Copy-paste the updated code below:

import dataiku
import time
from dataiku.scenario import Scenario
from dataiku.scenario import BuildFlowItemsStepDefHelper
from dataikuapi.dss.future import DSSFuture

# Handling our scenario.
s = Scenario()
# Call the previously set variable
TRIGGER_VAR = s.get_all_variables()['trigger_var']
# If the scenario was triggered manually
if TRIGGER_VAR == "manual":
    TIMEOUT_SECONDS = 120
else:
    TIMEOUT_SECONDS = 3600
step = s.build_dataset("tx_windows", asynchronous=True)
start = time.time()
while not step.is_done():
    end = time.time()
    print("Duration: {}s".format(end-start))
    if end - start > TIMEOUT_SECONDS:
        f = DSSFuture(dataiku.api_client(), step.future_id)
        f.abort()
        raise Exception("Scenario was aborted because it took too much time.")

Click Save.

This code decreases the timeout if the trigger is manual. For example, we can consider we don’t want to wait too much time if an error loops the scenario.

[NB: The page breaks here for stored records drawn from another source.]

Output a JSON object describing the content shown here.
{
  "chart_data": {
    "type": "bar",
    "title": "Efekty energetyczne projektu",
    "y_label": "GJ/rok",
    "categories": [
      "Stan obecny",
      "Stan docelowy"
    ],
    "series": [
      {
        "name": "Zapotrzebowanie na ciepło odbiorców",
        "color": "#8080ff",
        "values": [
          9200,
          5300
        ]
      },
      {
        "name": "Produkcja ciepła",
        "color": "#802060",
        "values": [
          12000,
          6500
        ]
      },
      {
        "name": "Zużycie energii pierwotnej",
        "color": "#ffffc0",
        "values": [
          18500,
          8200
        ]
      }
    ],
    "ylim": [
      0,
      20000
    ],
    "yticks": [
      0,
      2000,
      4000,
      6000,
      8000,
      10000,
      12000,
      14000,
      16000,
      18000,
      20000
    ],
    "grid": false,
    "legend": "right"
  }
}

You can now test this scenario. To do so:

Click Run.
Navigate to the Last runs tab of the scenario to see what happens.

Tip

You can make checks and debugger with some print() among the code and see them after in the Step logs of the Last Runs tab.

Visualize your results#

The project provides a dataset that records the scenario results in a dataset. To check them you can create a reporter a link the scenario results into the dataset at the end of a scenario run. To do so:

Navigate to the Settings tab, click Add Reporter.
Select Send to dataset.

Configure a reporter#

Let’s configure the contents of the reporter next.

Name the reporter Store scenario results.
Turn Off the run condition to report all results, regardless of the scenario’s success or failure.
Provide the project key found in your URL.
Provide the dataset name scenario_results.
Provide timestamp as the name of the Timestamp column.

Copy-paste the JSON below for the other two columns found in the schema.

{
  "scenario": "${scenarioName}",
  "status": "${outcome}",
  "triggerType": "${triggerType}"
}

Click Save to activate the reporter.

Check the results#

Once your scenario has been run a few times, you can then check the results:

Navigate to the Flow.
Open the scenario_results dataset in the Results Flow zone.
Click on Update Sample to force the refresh and have the latest results.

You can see the dataset populated with your previous test runs. To see more on this feature, please check Tutorial | Scenario reporters.

Next steps#

Congratulations on creating a custom step-based scenario to automate a routine action in Dataiku with the flexibility added by custom code!

A common next step would be to add a reporter to the scenario to communicate activities through various messaging channels.

Create one with code in Tutorial | Custom script scenarios.